DISTRIBUTED JULY 20, 1998 CONTACT: CAROL CRUZAN MORTON
FOR IMMEDIATE RELEASE SCIENCE@BROWN.EDUDoctors not providing best care for preventing heart attacks, study finds
Less than half the people with high cholesterol and coronary heart disease received the recommended advice and medication to aggressively manage risky cholesterol levels, according to a study by Dr. Charles Eaton. The study provides the first national cross-section study of cholesterol testing and management in different medical practices.
PROVIDENCE, R.I. -- Millions of people may not be receiving the best treatment they need to prevent a fatal heart attack, according to Brown University researchers.
Less than half the people with high cholesterol and coronary heart disease received the recommended advice and medication to aggressively manage risky cholesterol levels, says Charles Eaton M.D., an associate professor in family medicine at Brown and director of the Heart Disease Prevention Center at Memorial Hospital in Pawtucket, R.I.
Published in the May issue of the Journal of the American Board of Family Practice, the study provides the first national cross-section study of cholesterol testing and management among different medical practices.

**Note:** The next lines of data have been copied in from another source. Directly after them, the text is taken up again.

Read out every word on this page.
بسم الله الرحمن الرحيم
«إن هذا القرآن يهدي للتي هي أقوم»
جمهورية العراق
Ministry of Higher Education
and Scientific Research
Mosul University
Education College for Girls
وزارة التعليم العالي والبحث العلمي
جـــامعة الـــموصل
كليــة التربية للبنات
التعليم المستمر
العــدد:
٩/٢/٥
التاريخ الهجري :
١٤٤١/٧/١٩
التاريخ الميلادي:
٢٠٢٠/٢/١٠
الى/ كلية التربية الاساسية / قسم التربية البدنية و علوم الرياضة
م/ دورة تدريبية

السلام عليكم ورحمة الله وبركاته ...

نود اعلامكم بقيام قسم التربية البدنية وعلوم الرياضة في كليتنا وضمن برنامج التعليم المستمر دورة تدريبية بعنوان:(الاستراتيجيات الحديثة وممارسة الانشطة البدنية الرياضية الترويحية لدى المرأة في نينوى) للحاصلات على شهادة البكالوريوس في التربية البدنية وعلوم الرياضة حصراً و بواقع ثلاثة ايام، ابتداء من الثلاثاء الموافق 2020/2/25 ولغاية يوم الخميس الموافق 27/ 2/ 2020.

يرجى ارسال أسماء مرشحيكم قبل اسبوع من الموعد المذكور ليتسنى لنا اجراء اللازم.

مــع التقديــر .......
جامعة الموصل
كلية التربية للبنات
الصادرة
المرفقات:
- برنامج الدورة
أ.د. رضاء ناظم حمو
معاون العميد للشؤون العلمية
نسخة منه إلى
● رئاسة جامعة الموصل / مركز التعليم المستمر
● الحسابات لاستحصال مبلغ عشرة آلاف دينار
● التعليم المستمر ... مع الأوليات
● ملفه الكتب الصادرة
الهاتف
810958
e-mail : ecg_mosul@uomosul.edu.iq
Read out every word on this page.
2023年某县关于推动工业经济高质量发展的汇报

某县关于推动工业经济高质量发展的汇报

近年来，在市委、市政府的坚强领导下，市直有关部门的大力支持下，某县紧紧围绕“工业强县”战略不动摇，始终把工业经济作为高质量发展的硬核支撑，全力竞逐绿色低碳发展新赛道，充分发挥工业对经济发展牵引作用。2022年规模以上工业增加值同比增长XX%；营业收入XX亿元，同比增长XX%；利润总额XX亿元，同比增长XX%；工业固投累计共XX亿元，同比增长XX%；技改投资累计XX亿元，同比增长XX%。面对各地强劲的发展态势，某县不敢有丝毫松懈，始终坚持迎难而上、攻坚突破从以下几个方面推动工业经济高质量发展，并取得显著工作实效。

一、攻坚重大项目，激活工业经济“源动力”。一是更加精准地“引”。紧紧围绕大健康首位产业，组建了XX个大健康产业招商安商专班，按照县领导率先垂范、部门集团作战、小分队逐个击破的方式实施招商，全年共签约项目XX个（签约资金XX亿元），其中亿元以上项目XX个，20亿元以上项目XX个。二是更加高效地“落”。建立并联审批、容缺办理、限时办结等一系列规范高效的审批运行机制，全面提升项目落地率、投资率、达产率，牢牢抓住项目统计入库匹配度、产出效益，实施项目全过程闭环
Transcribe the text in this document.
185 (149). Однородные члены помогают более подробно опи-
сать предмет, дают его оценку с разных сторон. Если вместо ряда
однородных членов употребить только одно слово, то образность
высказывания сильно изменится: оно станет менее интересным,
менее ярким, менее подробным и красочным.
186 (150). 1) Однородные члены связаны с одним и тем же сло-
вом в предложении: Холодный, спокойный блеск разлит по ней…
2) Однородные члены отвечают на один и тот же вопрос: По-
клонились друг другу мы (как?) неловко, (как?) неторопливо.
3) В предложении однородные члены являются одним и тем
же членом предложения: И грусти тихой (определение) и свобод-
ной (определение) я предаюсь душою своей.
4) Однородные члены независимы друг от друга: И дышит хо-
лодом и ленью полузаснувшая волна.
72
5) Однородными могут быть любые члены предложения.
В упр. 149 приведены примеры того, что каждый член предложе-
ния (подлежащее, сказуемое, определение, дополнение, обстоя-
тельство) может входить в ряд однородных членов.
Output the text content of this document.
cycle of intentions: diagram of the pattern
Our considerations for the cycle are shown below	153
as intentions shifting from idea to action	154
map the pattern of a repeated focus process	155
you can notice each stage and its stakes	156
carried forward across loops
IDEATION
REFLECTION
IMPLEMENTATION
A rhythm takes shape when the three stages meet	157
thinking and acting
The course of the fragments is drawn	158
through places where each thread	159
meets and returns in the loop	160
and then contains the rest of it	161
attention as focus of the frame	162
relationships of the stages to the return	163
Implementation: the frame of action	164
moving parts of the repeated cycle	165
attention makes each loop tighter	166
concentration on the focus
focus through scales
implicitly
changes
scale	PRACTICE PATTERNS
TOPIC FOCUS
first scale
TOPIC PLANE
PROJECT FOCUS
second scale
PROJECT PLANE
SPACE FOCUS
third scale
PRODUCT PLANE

Lowering cholesterol can reduce artery blockage and prevent early deaths from heart disease and others causes, Eaton says. In this study, family physicians, general internists and cardiologists were all providing sub-optimal care for more than half their patients. Even fewer patients were given cholesterol screening tests at their annual exams.
"This study shows we have a problem," Eaton says. "We are not managing patients as effectively as we should be in the screening and treatment of high cholesterol."
Healthy people need a cholesterol test every five years. Men over 45 and postmenopausal women need full lipid panels every other year. Talk to your doctor about treatment if your cholesterol level is above 200, your high-density lipoprotein (HDL) level is less than 35, or your low-density lipoprotein (LDL) level tops 160 (100 for people with heart disease).
The data come from a U.S. government's biannual survey of 34,000 patient visits to 1,400 physicians during a week in 1991. Three years earlier, the first national cholesterol guidelines had recommended prescribing lipid-lowering drugs as well as diet and exercise for patients with high cholesterol or coronary heart disease.